I'm not a Catholic, actually, and am fine with birth control, etc. But I think that the idea that we want to
reduce the number of people taking care of orphans or providing healthcare to others
is insane.
Because you don't like what the provider's faith, you are willing to
screw over the poor.
But, can we at least retire the talking point that government doesn't shove other providers of services to the poor out of the space. It is perfectly fine with doing so, when those providers are members of an "other".
It would have to be a pretty severe right they were violating for me not to. I'm not Amish, but I think forcing them to send their children to State School and interact with the things they don't believe in would be incredibly abusive. I'm not atheist, but I think laws requiring statements of religious faith or support for such are abusive and dangerous and wrong. I'm not a Muslim, but I would oppose a law that forced a Muslim grocer to carry pork, or banned them from traveling to Saudi Arabia for the Hajj. I'm not native American, and think drugs are wrong, but if they need to smoke peyote to go on spirit journeys, that's their faith. If a Jewish adoption agency wants to specialize in placing Jewish orphans with Jewish couples in order to make sure that they are raised as Jews
that's fine. If a Muslim orphanage wants to specialize in placing Muslim orphans with Muslim couples in order to make sure they are raised as Muslims
that's fine. In both those cases,
not only is the number of orphans reduced, and the number of children being cared for increased, but the children are being placed in a scenario less culturally shocking to them in a time when every other part of their life is in flux. Ditto for Catholicism, Protestantism, or heck - Atheism, if they wanted to get in on it.

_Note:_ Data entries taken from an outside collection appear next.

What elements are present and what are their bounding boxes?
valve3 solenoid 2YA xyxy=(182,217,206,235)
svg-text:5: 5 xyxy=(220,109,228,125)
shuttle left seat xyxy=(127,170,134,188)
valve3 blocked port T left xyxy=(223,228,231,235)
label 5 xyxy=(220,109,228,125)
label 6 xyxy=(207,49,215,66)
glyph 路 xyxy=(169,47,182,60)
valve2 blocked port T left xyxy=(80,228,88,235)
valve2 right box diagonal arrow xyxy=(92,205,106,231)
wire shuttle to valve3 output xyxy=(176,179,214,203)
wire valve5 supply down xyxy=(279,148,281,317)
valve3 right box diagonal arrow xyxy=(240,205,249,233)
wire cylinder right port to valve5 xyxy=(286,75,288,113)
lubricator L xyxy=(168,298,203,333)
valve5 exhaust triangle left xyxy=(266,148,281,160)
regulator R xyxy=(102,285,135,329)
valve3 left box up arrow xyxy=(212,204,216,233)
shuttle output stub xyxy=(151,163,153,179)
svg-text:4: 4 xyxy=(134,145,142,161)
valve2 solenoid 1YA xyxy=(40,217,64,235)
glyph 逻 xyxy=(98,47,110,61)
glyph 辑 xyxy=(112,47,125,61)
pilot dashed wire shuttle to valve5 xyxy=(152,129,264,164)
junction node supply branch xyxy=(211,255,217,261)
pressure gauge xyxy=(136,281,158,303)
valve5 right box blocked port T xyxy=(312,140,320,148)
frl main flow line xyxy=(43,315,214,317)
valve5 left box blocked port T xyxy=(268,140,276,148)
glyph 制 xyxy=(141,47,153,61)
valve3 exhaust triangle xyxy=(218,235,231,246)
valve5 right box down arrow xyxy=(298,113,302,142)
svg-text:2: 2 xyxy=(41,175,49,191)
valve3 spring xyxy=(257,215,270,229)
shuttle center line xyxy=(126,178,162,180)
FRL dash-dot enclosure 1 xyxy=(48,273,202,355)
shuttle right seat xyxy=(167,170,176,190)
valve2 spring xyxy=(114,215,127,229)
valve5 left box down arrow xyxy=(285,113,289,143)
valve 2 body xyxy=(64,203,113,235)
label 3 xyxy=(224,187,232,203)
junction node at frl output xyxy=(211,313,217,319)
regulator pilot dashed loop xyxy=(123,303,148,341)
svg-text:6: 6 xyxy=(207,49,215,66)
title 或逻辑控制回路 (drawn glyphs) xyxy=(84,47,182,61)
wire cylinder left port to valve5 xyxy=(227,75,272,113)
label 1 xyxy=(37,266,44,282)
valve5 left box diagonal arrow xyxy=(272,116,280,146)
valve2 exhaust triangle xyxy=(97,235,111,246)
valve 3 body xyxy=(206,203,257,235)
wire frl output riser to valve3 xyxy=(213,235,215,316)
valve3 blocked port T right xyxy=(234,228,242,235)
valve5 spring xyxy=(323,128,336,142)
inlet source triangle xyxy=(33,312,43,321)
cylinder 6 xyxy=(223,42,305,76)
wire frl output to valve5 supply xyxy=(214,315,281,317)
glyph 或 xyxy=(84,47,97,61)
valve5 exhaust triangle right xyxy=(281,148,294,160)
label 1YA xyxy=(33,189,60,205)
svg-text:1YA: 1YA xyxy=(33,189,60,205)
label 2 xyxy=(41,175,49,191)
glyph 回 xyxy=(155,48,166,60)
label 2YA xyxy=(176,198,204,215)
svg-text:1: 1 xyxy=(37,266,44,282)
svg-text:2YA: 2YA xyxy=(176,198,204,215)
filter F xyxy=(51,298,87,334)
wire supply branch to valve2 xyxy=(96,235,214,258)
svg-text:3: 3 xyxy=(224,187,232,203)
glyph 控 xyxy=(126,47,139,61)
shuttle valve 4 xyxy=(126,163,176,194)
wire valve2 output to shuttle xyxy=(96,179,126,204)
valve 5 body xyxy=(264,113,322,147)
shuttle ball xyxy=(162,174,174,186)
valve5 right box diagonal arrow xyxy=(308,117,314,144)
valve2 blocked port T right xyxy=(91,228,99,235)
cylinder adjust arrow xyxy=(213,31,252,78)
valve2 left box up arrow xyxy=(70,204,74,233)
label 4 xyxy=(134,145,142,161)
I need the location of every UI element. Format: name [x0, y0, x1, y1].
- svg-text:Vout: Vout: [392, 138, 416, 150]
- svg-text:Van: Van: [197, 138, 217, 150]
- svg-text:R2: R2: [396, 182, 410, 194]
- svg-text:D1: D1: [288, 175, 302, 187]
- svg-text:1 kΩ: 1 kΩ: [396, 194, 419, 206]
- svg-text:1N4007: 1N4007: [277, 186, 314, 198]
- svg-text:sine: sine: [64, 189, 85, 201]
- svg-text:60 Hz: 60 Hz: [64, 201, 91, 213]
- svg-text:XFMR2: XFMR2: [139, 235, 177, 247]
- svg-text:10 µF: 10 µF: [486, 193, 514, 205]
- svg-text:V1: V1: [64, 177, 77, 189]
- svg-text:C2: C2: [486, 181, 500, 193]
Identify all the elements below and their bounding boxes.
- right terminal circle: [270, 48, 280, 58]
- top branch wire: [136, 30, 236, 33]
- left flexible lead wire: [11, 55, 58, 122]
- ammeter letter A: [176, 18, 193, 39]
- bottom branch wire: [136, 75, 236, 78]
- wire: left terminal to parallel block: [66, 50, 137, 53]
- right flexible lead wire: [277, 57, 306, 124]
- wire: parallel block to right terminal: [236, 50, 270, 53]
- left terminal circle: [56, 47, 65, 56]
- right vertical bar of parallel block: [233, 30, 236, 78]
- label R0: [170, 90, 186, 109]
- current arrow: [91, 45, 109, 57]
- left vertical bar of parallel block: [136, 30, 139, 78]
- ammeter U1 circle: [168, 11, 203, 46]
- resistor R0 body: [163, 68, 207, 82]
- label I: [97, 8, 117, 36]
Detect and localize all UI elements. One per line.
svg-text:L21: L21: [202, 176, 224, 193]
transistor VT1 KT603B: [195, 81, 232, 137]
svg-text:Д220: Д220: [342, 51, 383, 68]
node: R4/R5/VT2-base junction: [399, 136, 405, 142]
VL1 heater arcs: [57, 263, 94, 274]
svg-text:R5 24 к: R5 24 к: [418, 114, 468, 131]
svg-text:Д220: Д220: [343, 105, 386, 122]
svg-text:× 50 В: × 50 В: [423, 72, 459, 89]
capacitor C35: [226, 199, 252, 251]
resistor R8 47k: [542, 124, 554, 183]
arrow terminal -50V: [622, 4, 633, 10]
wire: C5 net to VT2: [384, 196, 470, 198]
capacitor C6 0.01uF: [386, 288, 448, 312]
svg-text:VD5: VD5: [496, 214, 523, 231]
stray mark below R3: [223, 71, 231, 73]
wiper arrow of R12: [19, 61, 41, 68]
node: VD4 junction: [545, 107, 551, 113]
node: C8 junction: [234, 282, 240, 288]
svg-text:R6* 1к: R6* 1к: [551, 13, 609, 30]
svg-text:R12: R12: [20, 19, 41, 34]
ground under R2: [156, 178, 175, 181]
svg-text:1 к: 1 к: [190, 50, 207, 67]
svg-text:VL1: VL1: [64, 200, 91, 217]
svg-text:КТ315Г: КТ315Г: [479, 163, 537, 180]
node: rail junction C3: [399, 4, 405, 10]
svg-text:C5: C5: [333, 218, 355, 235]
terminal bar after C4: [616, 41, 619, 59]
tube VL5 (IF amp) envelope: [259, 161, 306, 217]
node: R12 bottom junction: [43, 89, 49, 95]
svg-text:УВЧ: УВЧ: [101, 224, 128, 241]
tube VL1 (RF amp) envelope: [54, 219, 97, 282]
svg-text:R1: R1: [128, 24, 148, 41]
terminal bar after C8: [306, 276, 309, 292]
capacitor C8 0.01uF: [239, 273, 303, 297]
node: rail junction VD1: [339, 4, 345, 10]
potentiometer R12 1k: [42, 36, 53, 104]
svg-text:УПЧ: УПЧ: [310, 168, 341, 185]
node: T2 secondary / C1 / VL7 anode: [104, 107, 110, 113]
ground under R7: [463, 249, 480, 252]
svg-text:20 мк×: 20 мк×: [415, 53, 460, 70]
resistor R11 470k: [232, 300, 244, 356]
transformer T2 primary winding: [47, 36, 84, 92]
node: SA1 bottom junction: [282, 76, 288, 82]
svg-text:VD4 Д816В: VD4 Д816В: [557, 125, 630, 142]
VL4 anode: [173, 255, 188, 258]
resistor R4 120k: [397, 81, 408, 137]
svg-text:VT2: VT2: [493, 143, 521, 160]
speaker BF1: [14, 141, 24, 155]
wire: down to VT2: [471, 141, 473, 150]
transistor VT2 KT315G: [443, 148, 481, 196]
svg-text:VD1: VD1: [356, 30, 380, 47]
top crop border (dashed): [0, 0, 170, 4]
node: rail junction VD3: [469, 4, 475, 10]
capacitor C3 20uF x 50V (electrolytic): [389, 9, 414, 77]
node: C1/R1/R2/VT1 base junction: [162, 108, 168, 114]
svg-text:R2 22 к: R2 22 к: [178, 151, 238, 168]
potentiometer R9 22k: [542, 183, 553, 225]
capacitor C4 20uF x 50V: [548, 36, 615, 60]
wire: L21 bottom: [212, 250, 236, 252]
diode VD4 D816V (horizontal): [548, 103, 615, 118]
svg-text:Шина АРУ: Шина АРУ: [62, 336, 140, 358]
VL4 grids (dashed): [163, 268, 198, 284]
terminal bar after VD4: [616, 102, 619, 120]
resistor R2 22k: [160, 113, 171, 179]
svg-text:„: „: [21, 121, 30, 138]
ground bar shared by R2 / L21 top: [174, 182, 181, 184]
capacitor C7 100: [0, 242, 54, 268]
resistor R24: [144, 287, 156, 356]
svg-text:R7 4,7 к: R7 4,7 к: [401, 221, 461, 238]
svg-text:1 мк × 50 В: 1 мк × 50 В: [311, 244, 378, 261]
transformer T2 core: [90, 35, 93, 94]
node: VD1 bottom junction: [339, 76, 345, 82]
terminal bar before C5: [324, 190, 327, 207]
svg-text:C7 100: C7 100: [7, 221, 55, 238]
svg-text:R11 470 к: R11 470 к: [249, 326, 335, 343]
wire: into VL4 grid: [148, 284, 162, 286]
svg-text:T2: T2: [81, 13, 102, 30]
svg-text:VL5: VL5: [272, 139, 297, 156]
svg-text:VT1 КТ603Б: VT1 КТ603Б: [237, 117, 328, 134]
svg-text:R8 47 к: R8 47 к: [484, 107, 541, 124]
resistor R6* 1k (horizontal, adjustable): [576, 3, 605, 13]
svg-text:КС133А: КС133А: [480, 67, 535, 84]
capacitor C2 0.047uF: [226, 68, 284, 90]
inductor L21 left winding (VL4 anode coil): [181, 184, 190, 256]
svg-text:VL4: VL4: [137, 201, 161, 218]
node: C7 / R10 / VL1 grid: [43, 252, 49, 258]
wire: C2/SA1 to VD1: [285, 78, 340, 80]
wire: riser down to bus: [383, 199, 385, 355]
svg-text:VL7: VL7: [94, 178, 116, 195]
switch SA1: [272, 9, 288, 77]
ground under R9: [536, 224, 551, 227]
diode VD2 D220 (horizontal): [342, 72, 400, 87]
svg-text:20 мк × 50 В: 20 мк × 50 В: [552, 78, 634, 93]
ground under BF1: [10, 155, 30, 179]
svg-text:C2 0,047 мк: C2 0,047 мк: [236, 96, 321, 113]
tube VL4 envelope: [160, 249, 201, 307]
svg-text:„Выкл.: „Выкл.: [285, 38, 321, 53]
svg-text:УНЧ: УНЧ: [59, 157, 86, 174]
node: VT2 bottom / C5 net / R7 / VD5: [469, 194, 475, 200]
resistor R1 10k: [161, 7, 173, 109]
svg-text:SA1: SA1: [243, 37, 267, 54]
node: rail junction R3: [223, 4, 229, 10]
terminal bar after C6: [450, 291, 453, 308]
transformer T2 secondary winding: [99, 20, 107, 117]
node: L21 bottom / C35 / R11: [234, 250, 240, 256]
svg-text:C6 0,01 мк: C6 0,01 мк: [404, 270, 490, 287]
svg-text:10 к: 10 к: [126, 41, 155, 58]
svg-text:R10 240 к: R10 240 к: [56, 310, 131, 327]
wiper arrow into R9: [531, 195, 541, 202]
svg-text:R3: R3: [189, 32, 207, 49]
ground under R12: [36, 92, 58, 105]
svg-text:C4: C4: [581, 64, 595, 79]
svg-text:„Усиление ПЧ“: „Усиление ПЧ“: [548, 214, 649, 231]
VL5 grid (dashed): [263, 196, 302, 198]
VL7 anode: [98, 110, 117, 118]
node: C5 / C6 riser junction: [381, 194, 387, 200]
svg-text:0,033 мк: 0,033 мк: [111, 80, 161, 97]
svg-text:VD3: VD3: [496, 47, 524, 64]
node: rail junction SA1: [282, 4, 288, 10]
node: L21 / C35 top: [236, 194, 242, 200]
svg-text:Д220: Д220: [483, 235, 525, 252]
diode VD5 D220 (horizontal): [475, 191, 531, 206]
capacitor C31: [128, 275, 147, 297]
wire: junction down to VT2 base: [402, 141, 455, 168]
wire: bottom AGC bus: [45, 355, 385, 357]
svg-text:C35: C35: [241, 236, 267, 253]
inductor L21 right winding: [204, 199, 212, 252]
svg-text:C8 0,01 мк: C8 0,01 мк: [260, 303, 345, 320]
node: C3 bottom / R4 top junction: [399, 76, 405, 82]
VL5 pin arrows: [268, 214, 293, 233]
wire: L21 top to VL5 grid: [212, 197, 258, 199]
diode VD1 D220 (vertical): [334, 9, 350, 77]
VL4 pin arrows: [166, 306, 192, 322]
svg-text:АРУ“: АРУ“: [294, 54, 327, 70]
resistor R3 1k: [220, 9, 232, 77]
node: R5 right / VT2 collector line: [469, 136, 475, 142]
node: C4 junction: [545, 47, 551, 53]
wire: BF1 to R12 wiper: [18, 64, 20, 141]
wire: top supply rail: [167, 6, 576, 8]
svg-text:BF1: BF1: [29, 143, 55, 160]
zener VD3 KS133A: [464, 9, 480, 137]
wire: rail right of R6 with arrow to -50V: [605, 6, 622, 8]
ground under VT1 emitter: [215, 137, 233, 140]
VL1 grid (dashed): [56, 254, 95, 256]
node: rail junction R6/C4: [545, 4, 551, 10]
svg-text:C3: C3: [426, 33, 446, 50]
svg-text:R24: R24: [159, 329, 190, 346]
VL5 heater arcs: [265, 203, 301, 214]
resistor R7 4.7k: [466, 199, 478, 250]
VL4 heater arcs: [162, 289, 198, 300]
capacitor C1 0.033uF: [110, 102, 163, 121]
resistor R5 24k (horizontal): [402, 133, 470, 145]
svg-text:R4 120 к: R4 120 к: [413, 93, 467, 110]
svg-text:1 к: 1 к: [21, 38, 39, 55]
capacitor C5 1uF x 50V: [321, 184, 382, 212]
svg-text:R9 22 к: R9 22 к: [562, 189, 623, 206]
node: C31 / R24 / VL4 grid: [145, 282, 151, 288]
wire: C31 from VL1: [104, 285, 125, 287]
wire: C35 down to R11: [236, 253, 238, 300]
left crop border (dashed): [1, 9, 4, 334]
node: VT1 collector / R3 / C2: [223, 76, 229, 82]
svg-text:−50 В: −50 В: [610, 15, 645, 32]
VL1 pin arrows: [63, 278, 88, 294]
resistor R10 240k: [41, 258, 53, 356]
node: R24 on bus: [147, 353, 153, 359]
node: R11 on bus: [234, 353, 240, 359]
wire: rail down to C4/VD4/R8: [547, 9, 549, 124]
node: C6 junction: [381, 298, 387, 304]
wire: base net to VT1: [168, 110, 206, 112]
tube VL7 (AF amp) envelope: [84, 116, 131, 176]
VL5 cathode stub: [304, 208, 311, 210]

The point isn't to force everyone to bow down to my moral preferences, the point is to
take care of orphans. Our modern, progressive Puritans seem to miss that.
Uh. That
must be true. Otherwise your statement that:
We cannot allow social services to be withheld from those the that Catholic agencies deem undeserving
Would be completely non-sensical, since the Catholic agencies would not have the ability to withhold services from those they deem undeserving (and, I'm not sure how you got that, in the first place), as other agencies would be available to those individuals.